Asked why Central America’s most stable democracy, known for its tropical wildlife and beaches, would be a target of hackers, Liska said the motivation usually has more to do with weaknesses. “They’re looking for specific vulnerabilities,” he said. “So the most likely explanation is that Costa Rica had a number of vulnerabilities and one of the ransomware actors discovered these vulnerabilities and was able to exploit it.”
Brett Callow, a ransomware analyst at Emsisoft, said he looked at one of the leaked files from the Costa Rican finance ministry and “there doesn’t seem to be much doubt that the data is legit.”
On Friday, Conti’s extortion site indicated it had published 50% of the stolen data.

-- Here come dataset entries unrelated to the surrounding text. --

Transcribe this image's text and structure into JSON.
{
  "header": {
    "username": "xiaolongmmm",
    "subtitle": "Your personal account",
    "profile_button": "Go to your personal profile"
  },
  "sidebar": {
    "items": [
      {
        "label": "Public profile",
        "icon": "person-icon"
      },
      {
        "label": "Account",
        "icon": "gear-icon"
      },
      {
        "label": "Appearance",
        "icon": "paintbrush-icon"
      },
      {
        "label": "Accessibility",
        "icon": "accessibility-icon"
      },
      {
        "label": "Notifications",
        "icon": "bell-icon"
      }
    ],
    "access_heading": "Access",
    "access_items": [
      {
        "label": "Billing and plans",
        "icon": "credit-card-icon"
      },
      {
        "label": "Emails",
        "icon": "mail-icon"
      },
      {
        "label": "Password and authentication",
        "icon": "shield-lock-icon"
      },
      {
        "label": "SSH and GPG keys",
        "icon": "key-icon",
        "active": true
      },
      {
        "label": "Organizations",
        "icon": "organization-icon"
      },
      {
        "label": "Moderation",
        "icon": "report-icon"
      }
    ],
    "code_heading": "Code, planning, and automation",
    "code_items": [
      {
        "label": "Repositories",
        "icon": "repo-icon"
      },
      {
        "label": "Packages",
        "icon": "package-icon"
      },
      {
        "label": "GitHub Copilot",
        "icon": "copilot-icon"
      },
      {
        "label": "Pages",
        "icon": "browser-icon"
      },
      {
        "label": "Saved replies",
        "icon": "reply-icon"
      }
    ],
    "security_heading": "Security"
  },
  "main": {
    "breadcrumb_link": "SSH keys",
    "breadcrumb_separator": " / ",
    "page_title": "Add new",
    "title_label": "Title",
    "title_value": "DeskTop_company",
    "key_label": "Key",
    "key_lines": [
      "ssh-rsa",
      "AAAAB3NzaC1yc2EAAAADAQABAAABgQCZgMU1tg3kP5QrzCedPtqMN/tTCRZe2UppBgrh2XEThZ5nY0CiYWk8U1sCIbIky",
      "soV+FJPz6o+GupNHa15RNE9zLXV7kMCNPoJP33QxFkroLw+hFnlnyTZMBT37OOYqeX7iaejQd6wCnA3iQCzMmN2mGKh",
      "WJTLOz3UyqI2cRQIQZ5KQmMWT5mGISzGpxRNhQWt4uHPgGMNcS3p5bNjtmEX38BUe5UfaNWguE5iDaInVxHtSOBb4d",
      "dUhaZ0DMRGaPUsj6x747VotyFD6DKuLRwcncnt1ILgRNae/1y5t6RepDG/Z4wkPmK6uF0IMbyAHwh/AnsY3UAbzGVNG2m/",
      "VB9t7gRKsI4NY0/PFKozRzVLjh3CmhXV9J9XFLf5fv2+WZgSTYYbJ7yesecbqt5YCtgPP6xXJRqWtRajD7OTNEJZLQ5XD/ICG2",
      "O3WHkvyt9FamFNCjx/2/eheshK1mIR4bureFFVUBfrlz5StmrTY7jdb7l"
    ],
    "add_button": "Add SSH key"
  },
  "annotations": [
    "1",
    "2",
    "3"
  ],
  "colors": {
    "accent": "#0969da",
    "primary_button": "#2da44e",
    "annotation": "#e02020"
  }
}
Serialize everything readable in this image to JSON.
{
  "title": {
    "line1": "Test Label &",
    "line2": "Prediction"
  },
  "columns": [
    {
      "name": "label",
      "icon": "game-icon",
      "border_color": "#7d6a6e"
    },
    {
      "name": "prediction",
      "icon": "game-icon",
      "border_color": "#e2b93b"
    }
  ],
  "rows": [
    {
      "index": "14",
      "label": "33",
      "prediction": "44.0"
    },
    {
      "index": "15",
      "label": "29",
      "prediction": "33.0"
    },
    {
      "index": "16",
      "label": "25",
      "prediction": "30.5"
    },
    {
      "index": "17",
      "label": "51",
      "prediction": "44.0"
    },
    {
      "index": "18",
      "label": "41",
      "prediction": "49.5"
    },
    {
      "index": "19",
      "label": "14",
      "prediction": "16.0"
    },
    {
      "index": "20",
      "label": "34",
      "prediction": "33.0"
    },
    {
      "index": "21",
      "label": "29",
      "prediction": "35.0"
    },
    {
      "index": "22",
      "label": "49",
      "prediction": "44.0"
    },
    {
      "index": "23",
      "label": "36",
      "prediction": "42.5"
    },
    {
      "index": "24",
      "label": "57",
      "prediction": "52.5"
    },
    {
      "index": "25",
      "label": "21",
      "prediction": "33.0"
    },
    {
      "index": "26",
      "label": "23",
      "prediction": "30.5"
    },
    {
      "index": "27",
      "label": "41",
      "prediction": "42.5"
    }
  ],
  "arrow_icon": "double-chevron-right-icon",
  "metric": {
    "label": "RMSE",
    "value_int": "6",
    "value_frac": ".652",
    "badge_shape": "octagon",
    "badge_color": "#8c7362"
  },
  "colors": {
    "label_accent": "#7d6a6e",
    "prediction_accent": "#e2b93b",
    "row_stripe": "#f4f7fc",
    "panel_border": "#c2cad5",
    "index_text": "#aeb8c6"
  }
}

It said it included more than 850 gigabytes of material from Finance Ministry and other institutions’ databases. “This is all ideal for phishing, we wish our colleagues from Costa Rica good luck in monetizing this data,” it said.
That seemed to contradict Alvarado’s assertion that the attack was not about money.
“My opinion is that this attack is not a money issue, but rather looks to threaten the country’s stability in a transition point,” he said, referring to his outgoing administration and the swearing in of Costa Rica’s new president May 8. “They will not achieve it.”
Alvarado did allude to the possibility that the attack was motivated by Costa Rica’s public rejection of Russia’s invasion of Ukraine. “You also can’t separate it from the complex global geopolitical situation in a digitalized world,” he said.
AP writer Frank Bajak in Boston contributed to this report. Sherman reported from Mexico City.